Moins gênées dans ces activités de gros par les restrictions issues de la réglementation RGPD, ces données représentent une source de valeur considérable pour les banques à tel point que la banque n’est plus, selon sa définition initiale, un changeur de monnaie mais un changeur de données !

Cependant, pour relever ce défi les banques doivent absolument moderniser leur infrastructure informatique, décloisonner leurs environnements systèmes, profiter de la performance du « cloud », organiser proprement leurs données…autant de chantiers qui nécessitent d’importants investissements.

Au-delà des aspects financiers, la transformation technologique de la banque dans ses activités de gros et de marchés comporte aussi bien sûr une forte dimension humaine. L’automatisation des processus continue d’entraîner une forte réduction des équipes et pas seulement dans les back ou middle offices. « L’électronisassions» des échanges impacte aussi fortement le monde du trading. L’utilisation massive de la donnée et son automatisation a aussi de fortes répercussions sur les fonctions d’analystes. Même les activités de marché primaire sont impactées par ces phénomènes.

Attentes des clients : meilleur expérience/meilleur service/ meilleur connaissance de leur besoins

Mais c’est le troisième défi qui est le plus important et peut-être le plus difficile à relever, le défi sociétal.

Dans un monde ou les monnaies centrales sont menacées de disparition au profit de monnaies virtuelles, ou le financement par les marchés pourrait totalement remplacer le financement bancaire, ou chacun s’empare de bribes de services autrefois privilèges des banques tels que les paiements, ces dernières sont menacées de devenir « désintermédiées », invisibles, voire inutiles.
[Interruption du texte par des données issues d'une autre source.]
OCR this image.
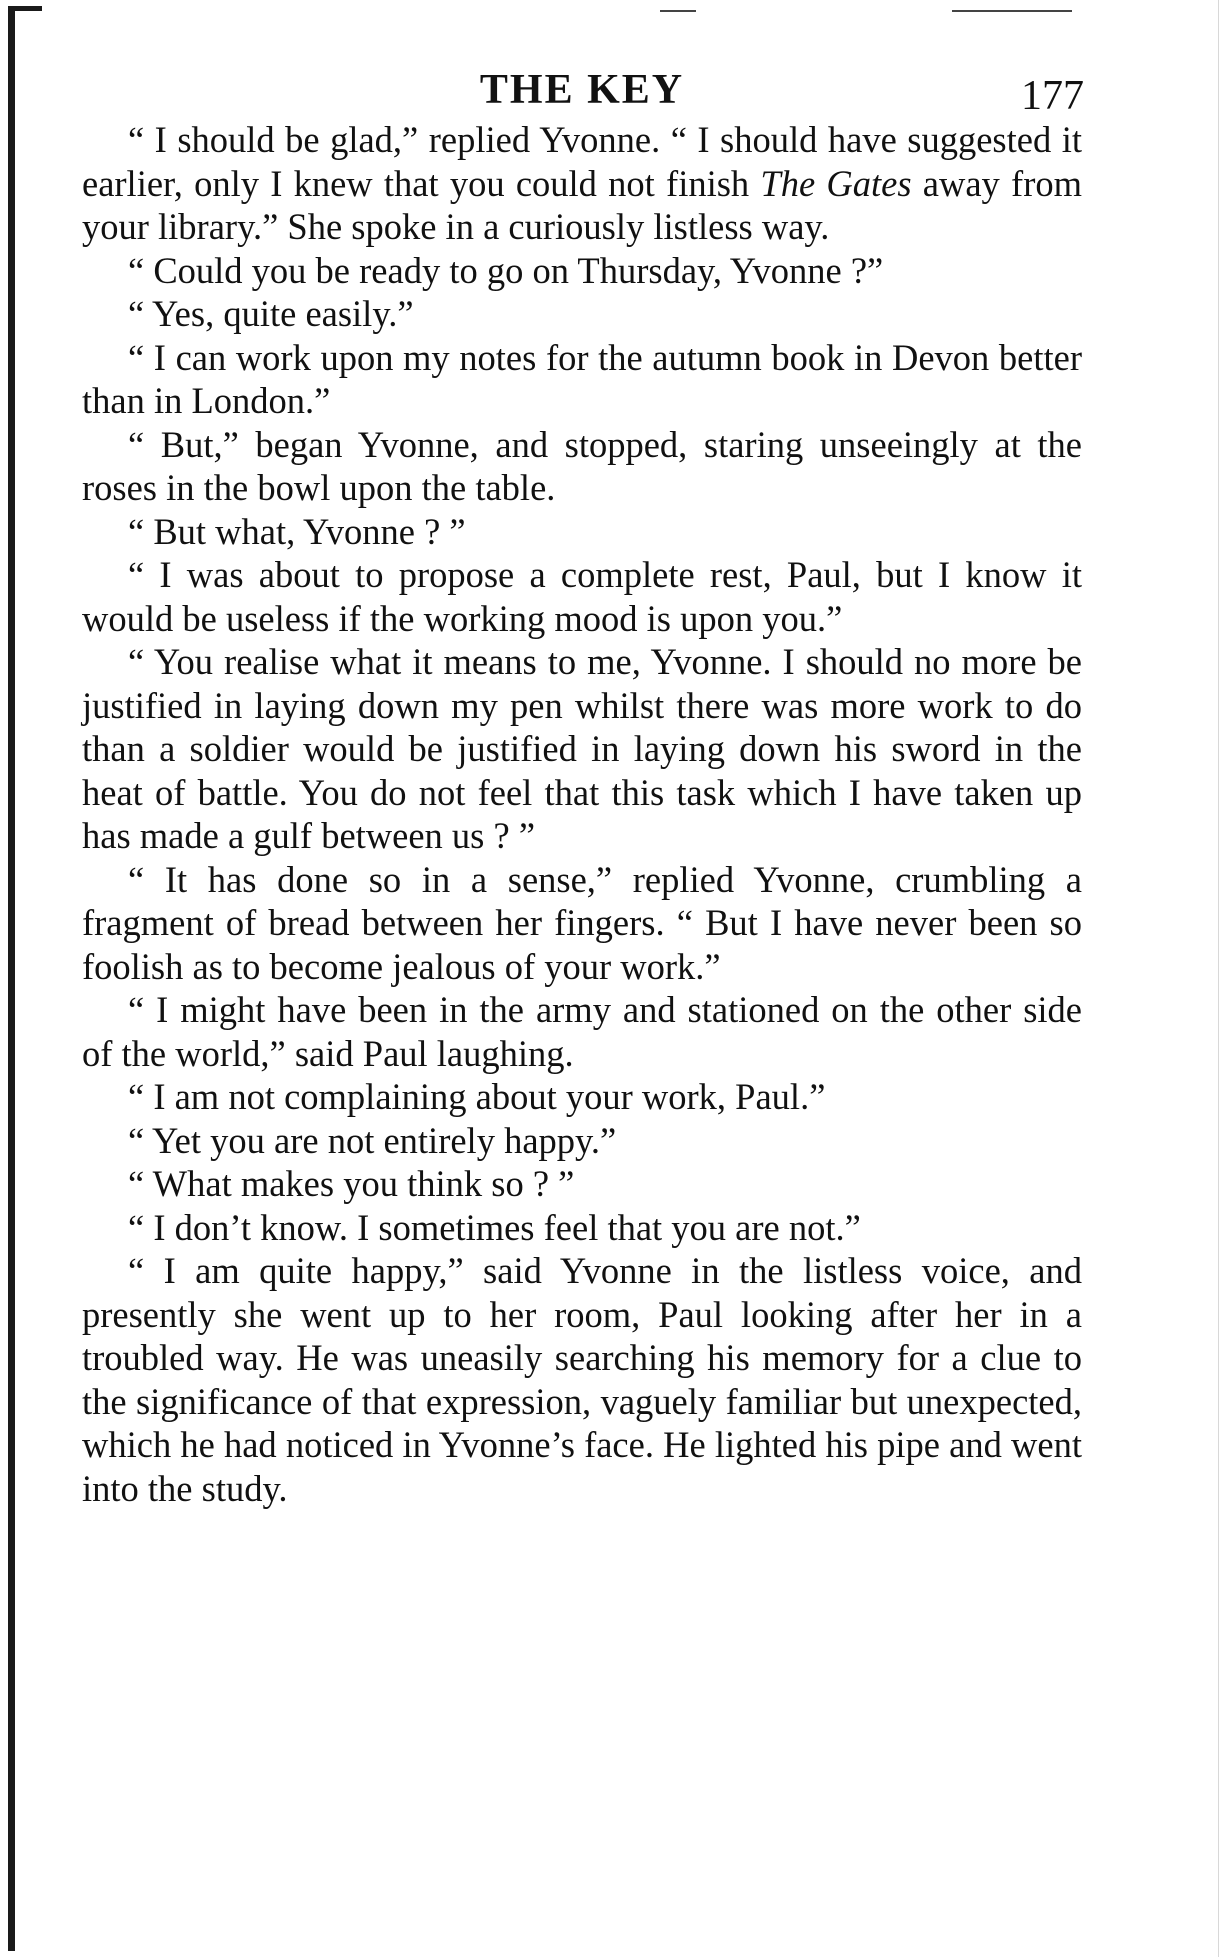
THE KEY	177

“ I should be glad,” replied Yvonne. “ I should have suggested it earlier, only I knew that you could not finish The Gates away from your library.” She spoke in a curiously listless way.

“ Could you be ready to go on Thursday, Yvonne ?”

“ Yes, quite easily.”

“ I can work upon my notes for the autumn book in Devon better than in London.”

“ But,” began Yvonne, and stopped, staring unseeingly at the roses in the bowl upon the table.

“ But what, Yvonne ? ”

“ I was about to propose a complete rest, Paul, but I know it would be useless if the working mood is upon you.”

“ You realise what it means to me, Yvonne. I should no more be justified in laying down my pen whilst there was more work to do than a soldier would be justified in laying down his sword in the heat of battle. You do not feel that this task which I have taken up has made a gulf between us ? ”

“ It has done so in a sense,” replied Yvonne, crumbling a fragment of bread between her fingers. “ But I have never been so foolish as to become jealous of your work.”

“ I might have been in the army and stationed on the other side of the world,” said Paul laughing.

“ I am not complaining about your work, Paul.”

“ Yet you are not entirely happy.”

“ What makes you think so ? ”

“ I don’t know. I sometimes feel that you are not.”

“ I am quite happy,” said Yvonne in the listless voice, and presently she went up to her room, Paul looking after her in a troubled way. He was uneasily searching his memory for a clue to the significance of that expression, vaguely familiar but unexpected, which he had noticed in Yvonne’s face. He lighted his pipe and went into the study.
A cette vision noire annonciatrice d’apocalypse bancaire, s’en oppose une autre dans laquelle la banque dans le prolongement de ce qu’elle a commencé à faire durant la crise sanitaire retrouve une place centrale dans l’économie, redevient le partenaire indispensable des entreprises, des institutionnels, des Etats et tout acteur économique pour les aider dans leurs transformations.

Pour ce faire, les établissements bancaires doivent être irréprochables dans la qualité de leurs services en continuant d’industrialiser ce qui peut l’être et en « artisanant » un conseil sur mesure, appuyé sur une utilisation efficace mais éthique des données disponibles.

Dans cette approche de partenariat et de service sur mesure, il est un domaine ou le Corporate & Investment Banking peut exprimer toute sa force : la transition ESG.

Au-delà des contraintes de reporting qui commence à peser sur elles en matière d’ESG, des stress tests environnementaux qui vont se multiplier, des éventuelles exigences capitalistiques supplémentaires, cette transition, si importante pour nos sociétés actuelles et futures, offre une fantastique opportunité pour les banques qui par leur capacité de financement, de montages financiers, de captation et d’exploitation des données peuvent avoir un rôle fondamental dans la transformation de l’économie.

En élargissant leurs offres de services sur toutes les thématiques environnementales, sociétales et de gouvernance, elles peuvent être au cœur de nouveaux écosystèmes, de plateformes de services ou de marchés et reprendre leur rôle central dans l’économie et la société.